Siamo nella metà del 2026 e, a dire il vero, si fatica a intravedere grandi sbocchi per l’arte contemporanea; anzi, proprio nel voler essere oggettivi, da almeno quindici anni la situazione appare bloccata e stagnante. Eppure tutto intorno continua a procedere: il sistema-formicaio sembra attivo, ogni giorno si apre una mostra, di sera si brinda a un vernissage, in asta si batte sempre un nuovo record, le Biennali vengono prese d’assalto, il web è tempestato di immagini artistiche, la gente scatta cinque miliardi di fotografie al giorno; insomma, quest’apparente mobilitazione tende a farci credere che il “paziente” sia ancora in salute e non certo in coma.

In questi frangenti, la cosa più semplice sarebbe restare immobili e, come Verlaine, comporre acrostici indolenti dinanzi al passaggio dei grandi barbari bianchi. Apparirebbe un gesto decadente, raffinato e bizantino per certi versi, ma non coinciderebbe con una tattica difensiva. Significherebbe accettare la resa, agire da disfattisti, assistere eleganti alla dissoluzione e all’annientamento.

Invece ritengo che, anche in tempi complessi e critici come quelli attuali, la cultura possa ancora fare tantissimo e che sia dovere di tutti noi, specie degli addetti ai lavori, impegnarci a difendere l’avamposto.

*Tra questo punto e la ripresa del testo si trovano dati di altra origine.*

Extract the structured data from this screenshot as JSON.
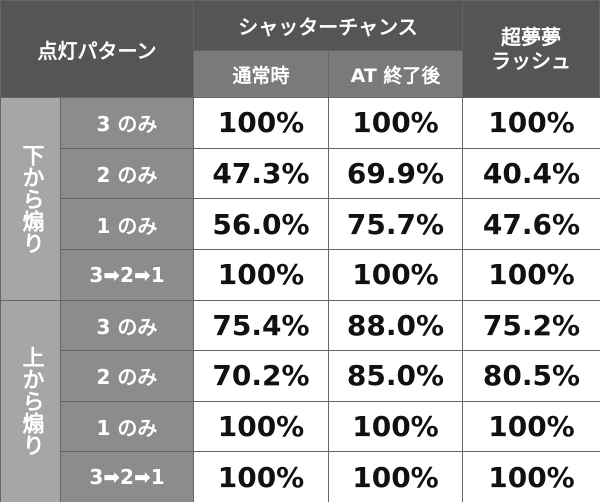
{
  "header": {
    "pattern": "点灯パターン",
    "group": "シャッターチャンス",
    "columns": [
      "通常時",
      "AT 終了後"
    ],
    "rush": [
      "超夢夢",
      "ラッシュ"
    ]
  },
  "groups": [
    {
      "label": "下から煽り",
      "rows": [
        {
          "pattern": "3 のみ",
          "values": [
            "100%",
            "100%",
            "100%"
          ]
        },
        {
          "pattern": "2 のみ",
          "values": [
            "47.3%",
            "69.9%",
            "40.4%"
          ]
        },
        {
          "pattern": "1 のみ",
          "values": [
            "56.0%",
            "75.7%",
            "47.6%"
          ]
        },
        {
          "pattern": "3➡2➡1",
          "values": [
            "100%",
            "100%",
            "100%"
          ]
        }
      ]
    },
    {
      "label": "上から煽り",
      "rows": [
        {
          "pattern": "3 のみ",
          "values": [
            "75.4%",
            "88.0%",
            "75.2%"
          ]
        },
        {
          "pattern": "2 のみ",
          "values": [
            "70.2%",
            "85.0%",
            "80.5%"
          ]
        },
        {
          "pattern": "1 のみ",
          "values": [
            "100%",
            "100%",
            "100%"
          ]
        },
        {
          "pattern": "3➡2➡1",
          "values": [
            "100%",
            "100%",
            "100%"
          ]
        }
      ]
    }
  ]
}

Ma per proteggere occorre avere le armi giuste e, parlando in prima persona, durante questa complessa fase epocale, mi sembra di sapere soltanto ciò che ho dimenticato.

Sembra un paradosso, ma le continue “distrazioni di massa” hanno portato l’uomo moderno, e quindi anche il sottoscritto, in una altrettanto moderna Ogigia virtuale, luogo di oblio e dimenticanza collettiva.

Ma partendo dall’affermazione – di musicalità dannunziana – “Io so quel che ho dimenticato”, conserviamo una sorta di anticorpi culturali, come quelli di una malattia virale presa da bambini e tenuta accucciata e silente sino alla vecchiaia. Ed è forse proprio grazie a questi anticorpi che possiamo ancora fidarci del fiuto, del gusto e di tutte quelle effimere e indecifrabili sensazioni che portano a formare un giudizio estetico sulla nostra epoca.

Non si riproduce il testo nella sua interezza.